A mathematical model for simultaneous personnel shift planning and unrelated parallel machine scheduling
Maziyar Khadivi, Mostafa Abbasi, Todd Charter, Homayoun Najjaran
TL;DR
This work tackles integrated production and personnel shift planning for unrelated parallel machines under a multi-period horizon where personnel availability varies by time period. It introduces a MILP formulation with a novel discrete 'Positions' resource concept to allocate personnel for both machine setups and processing, and a Two-Step Solution Approach (TSSA) to accelerate solving by first maximizing accepted jobs and then minimizing total production time. The approach is validated on 118 synthetic instances and a real food-processing case, showing the model scales to sizeable problems and offering managerial insights on resource utilization and schedule feasibility. Practically, the method enables scenario analysis for workforce shifts and time-window constraints, guiding decisions that balance operational efficiency with staffing realities.
Abstract
This paper addresses a production scheduling problem derived from an industrial use case, focusing on unrelated parallel machine scheduling with the personnel availability constraint.

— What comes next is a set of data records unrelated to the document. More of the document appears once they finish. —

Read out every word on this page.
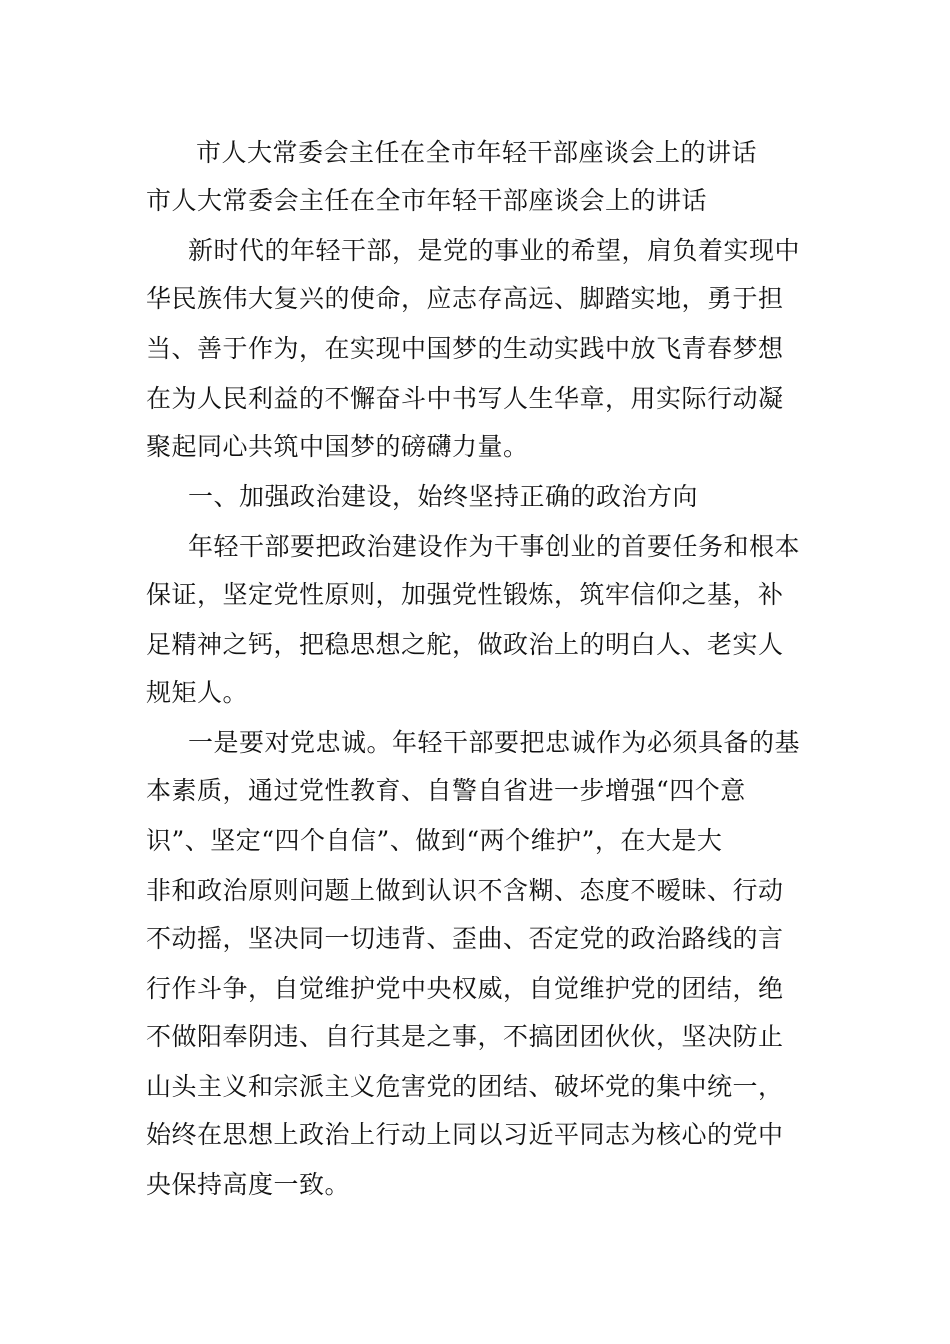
市人大常委会主任在全市年轻干部座谈会上的讲话
市人大常委会主任在全市年轻干部座谈会上的讲话
新时代的年轻干部，是党的事业的希望，肩负着实现中
华民族伟大复兴的使命，应志存高远、脚踏实地，勇于担
当、善于作为，在实现中国梦的生动实践中放飞青春梦想
在为人民利益的不懈奋斗中书写人生华章，用实际行动凝
聚起同心共筑中国梦的磅礴力量。
一、加强政治建设，始终坚持正确的政治方向
年轻干部要把政治建设作为干事创业的首要任务和根本
保证，坚定党性原则，加强党性锻炼，筑牢信仰之基，补
足精神之钙，把稳思想之舵，做政治上的明白人、老实人
规矩人。
一是要对党忠诚。年轻干部要把忠诚作为必须具备的基
本素质，通过党性教育、自警自省进一步增强“四个意
识”、坚定“四个自信”、做到“两个维护”，在大是大
非和政治原则问题上做到认识不含糊、态度不暧昧、行动
不动摇，坚决同一切违背、歪曲、否定党的政治路线的言
行作斗争，自觉维护党中央权威，自觉维护党的团结，绝
不做阳奉阴违、自行其是之事，不搞团团伙伙，坚决防止
山头主义和宗派主义危害党的团结、破坏党的集中统一，
始终在思想上政治上行动上同以习近平同志为核心的党中
央保持高度一致。
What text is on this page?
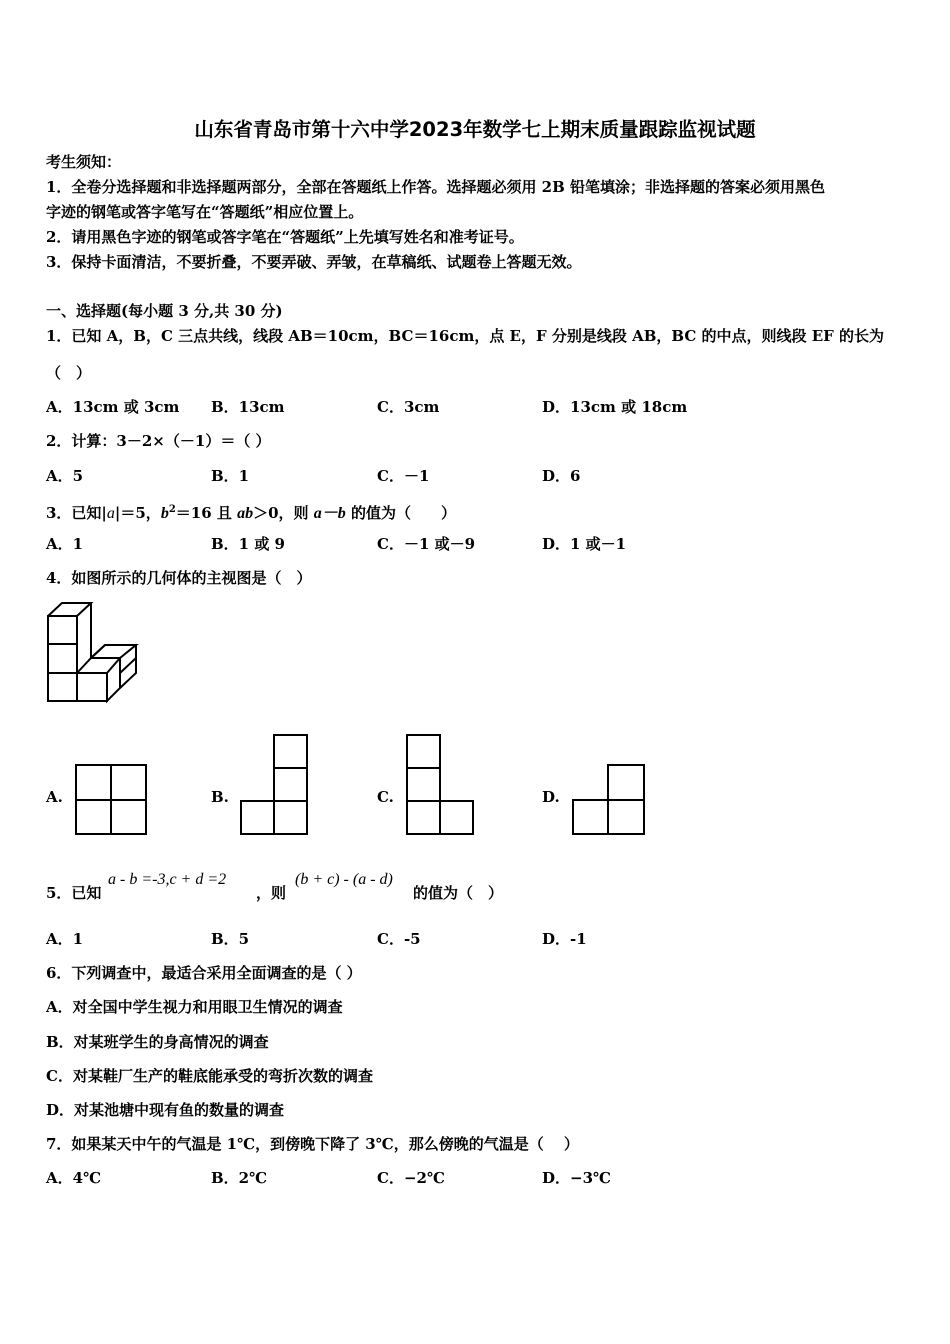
山东省青岛市第十六中学2023年数学七上期末质量跟踪监视试题
考生须知：
1．全卷分选择题和非选择题两部分，全部在答题纸上作答。选择题必须用 2B 铅笔填涂；非选择题的答案必须用黑色
字迹的钢笔或答字笔写在“答题纸”相应位置上。
2．请用黑色字迹的钢笔或答字笔在“答题纸”上先填写姓名和准考证号。
3．保持卡面清洁，不要折叠，不要弄破、弄皱，在草稿纸、试题卷上答题无效。
一、选择题(每小题 3 分,共 30 分)
1．已知 A，B，C 三点共线，线段 AB＝10cm，BC＝16cm，点 E，F 分别是线段 AB，BC 的中点，则线段 EF 的长为
（　）
A．13cm 或 3cm B．13cm	C．3cm	D．13cm 或 18cm
2．计算：3－2×（－1）＝（ ）
A．5	B．1	C．－1	D．6
3．已知|a|＝5，$b^2=16$ 且 ab＞0，则 a－b 的值为（　　）
A．1	B．1 或 9	C．－1 或－9	D．1 或－1
4．如图所示的几何体的主视图是（　）
A.	B.	C.	D.
5．已知
a - b =-3,c + d =2
，则
(b + c) - (a - d)
的值为（　）
A．1	B．5	C．-5	D．-1
6．下列调查中，最适合采用全面调查的是（ ）
A．对全国中学生视力和用眼卫生情况的调查
B．对某班学生的身高情况的调查
C．对某鞋厂生产的鞋底能承受的弯折次数的调查
D．对某池塘中现有鱼的数量的调查
7．如果某天中午的气温是 1℃，到傍晚下降了 3℃，那么傍晚的气温是（　 ）
A．4℃	B．2℃	C．−2℃	D．−3℃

The proposed model optimizes the production plan over a multi-period scheduling horizon, accommodating variations in personnel shift hours within each time period. It assumes shared personnel among machines, with one personnel required per machine for setup and supervision during job processing. Available personnel are fewer than the machines, thus limiting the number of machines that can operate in parallel. The model aims to minimize the total production time considering machine-dependent processing times and sequence-dependent setup times. The model handles practical scenarios like machine eligibility constraints and production time windows. A Mixed Integer Linear Programming (MILP) model is introduced to formulate the problem, taking into account both continuous and district variables. A two-step solution approach enhances computational speed, first maximizing accepted jobs and then minimizing production time. Validation with synthetic problem instances and a real industrial case study of a food processing plant demonstrates the performance of the model and its usefulness in personnel shift planning. The findings offer valuable insights for practical managerial decision-making in the context of production scheduling.